I've done 1000's of these, when I worked in Nebraska, and I agree with Sam. But I would add; if we did find conflicts, we would advise the client that there were potential problems and these are our rates to do a boundary survey.
This happened about %5 of the time(just a SWAG), most of the time, there wasn't a problem and everybody was happy.
Radar
So, how do you show the location of an improvement or encroachment if you do not know for sure where the property line is located? This type of document appears to be meaningless. Sounds a lot like those old transmission adds where the guy says,"Yeah I can fix that, but I ain't guaranteeing it.". What is the value or validity of such a SWAG sketch?
How many home buyers have a lawyer present at closing?
Actually, they seem like a good idea to me. In my experience, 90% of the time you can discover a major problem (house over the line, for example) in the first 15 minutes on the job.
"must rant here a bit"
9 out of 10 times whether it is a bank, client or real estate agent - what they ask of and only want a surveyor to do will limit our purpose and responsibilities to the public as requested by our State BOR and they don't care if they get a survey, they want somebody's signature on the bottom line for the money involved, not anyone's welfare.
There will always be some jacklegg out there that will run in and place some irons in the ground or show where improvements are without any regard to being brought to the light of day that they are wrong, because they bank on the fact that for the meager cost they impose, nobody will complain.
"being within a few feet or yards of correctness does not matter to a cheapskate"
"rant over"
It does not compute to me when an individual or agency wants and expects anyone/everyone to pay any fee for something that is useless, but it greases the wheel.
I consider my purpose as a surveyor to do what is required and I am not responsible for anyone's happiness today, but am responsible for their knowing that I do a complete survey that is correct and will stand from now on.
😉
Maybe you're right, it's just a numbers game to them.
But in my opinion, it's still bad business, just the same.

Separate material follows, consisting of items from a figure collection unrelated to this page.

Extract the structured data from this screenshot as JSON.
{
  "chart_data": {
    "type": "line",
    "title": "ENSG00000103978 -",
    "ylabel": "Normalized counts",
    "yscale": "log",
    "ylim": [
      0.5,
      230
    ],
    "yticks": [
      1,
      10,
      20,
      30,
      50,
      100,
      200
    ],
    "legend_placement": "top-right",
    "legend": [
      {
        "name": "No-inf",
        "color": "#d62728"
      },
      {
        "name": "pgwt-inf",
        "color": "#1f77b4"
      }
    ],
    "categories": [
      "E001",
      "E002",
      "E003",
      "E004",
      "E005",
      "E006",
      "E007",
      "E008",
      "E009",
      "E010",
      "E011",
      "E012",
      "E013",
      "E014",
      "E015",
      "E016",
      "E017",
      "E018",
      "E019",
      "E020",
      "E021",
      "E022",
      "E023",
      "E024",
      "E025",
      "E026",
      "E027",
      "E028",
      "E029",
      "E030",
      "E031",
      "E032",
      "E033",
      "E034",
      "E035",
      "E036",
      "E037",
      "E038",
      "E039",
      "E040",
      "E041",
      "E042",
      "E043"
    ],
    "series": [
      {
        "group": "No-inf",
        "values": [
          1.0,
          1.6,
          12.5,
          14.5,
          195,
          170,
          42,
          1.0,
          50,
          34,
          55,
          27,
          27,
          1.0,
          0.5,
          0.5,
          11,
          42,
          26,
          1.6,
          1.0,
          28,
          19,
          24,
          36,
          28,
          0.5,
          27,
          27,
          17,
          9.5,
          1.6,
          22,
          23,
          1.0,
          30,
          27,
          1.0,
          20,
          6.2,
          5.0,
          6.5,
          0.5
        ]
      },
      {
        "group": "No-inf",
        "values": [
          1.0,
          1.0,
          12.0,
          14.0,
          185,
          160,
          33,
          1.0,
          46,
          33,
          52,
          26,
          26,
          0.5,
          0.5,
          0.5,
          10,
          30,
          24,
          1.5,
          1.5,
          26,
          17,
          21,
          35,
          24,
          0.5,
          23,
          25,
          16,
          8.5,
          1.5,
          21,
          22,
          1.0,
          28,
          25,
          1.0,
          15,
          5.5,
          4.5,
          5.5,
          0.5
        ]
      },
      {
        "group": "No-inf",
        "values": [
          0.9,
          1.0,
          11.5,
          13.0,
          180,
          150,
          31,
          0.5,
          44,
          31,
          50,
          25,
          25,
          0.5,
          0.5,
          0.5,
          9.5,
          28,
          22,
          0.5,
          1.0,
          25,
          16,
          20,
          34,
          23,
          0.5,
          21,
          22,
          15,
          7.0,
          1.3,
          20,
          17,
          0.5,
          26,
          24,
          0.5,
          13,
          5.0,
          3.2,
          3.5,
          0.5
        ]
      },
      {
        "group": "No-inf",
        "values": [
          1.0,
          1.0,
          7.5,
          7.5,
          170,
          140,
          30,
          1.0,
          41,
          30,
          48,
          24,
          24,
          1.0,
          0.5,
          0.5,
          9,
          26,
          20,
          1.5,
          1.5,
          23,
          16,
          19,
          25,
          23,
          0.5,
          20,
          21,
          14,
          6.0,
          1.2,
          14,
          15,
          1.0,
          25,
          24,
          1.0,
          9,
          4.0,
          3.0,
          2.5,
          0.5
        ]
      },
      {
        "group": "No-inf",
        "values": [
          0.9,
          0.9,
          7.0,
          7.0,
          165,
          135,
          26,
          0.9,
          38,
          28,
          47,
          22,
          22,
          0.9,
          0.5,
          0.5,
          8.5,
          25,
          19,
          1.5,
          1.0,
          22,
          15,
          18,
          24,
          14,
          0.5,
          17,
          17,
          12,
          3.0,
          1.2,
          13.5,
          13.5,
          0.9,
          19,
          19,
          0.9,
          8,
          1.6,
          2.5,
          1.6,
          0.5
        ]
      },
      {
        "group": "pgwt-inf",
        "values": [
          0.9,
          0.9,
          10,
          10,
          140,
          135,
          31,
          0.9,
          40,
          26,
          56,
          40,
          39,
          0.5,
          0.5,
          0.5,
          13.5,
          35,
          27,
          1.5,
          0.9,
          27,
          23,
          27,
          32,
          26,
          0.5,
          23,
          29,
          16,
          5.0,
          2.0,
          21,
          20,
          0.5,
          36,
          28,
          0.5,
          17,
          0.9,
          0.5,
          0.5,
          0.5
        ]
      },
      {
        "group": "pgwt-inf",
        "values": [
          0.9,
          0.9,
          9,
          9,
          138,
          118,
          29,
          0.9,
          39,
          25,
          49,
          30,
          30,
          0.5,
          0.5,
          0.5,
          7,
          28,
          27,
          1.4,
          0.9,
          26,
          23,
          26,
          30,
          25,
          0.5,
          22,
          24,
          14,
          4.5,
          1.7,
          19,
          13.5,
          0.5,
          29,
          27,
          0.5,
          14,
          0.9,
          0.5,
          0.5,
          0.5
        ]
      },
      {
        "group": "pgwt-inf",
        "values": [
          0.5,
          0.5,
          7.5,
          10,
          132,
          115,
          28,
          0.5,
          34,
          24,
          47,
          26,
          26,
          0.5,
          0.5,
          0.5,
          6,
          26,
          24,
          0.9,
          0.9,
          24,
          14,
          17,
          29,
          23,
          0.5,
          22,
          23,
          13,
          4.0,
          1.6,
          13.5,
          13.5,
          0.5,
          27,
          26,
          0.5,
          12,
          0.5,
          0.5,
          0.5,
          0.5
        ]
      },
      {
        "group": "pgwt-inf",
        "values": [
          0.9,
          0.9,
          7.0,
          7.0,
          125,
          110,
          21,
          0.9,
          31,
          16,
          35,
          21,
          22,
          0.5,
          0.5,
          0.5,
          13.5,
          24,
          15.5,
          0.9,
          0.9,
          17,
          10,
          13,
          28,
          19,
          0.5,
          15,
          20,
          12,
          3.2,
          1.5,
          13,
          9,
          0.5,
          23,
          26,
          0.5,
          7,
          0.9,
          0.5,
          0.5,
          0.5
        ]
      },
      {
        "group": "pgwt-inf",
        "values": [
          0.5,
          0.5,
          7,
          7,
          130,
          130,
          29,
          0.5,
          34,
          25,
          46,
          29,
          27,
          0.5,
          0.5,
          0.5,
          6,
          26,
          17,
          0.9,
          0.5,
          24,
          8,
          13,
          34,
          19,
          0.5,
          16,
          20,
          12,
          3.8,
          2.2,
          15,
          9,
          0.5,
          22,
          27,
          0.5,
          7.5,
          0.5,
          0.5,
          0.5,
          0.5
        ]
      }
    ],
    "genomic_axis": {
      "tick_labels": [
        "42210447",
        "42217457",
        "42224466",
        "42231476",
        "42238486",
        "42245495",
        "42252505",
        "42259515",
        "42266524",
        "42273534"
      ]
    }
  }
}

Maybe just 1%, but that 1%er that totally goes kablooey could still potentially set a title company back.
Gunter:
1% would likely set the title company back if they were actually forced to buy 1% of the houses they insure. More likely it's that 1% of the policies (if that) result in some sort of claim, and they're forced to do some legal work, buy some disgruntled claimant off, buy an access easement, whatever -- the claims against them I've actually heard of have involved relatively small amounts.
If anyone knows some "horror stories" wherein the insurers have paid out huge amounts, please post!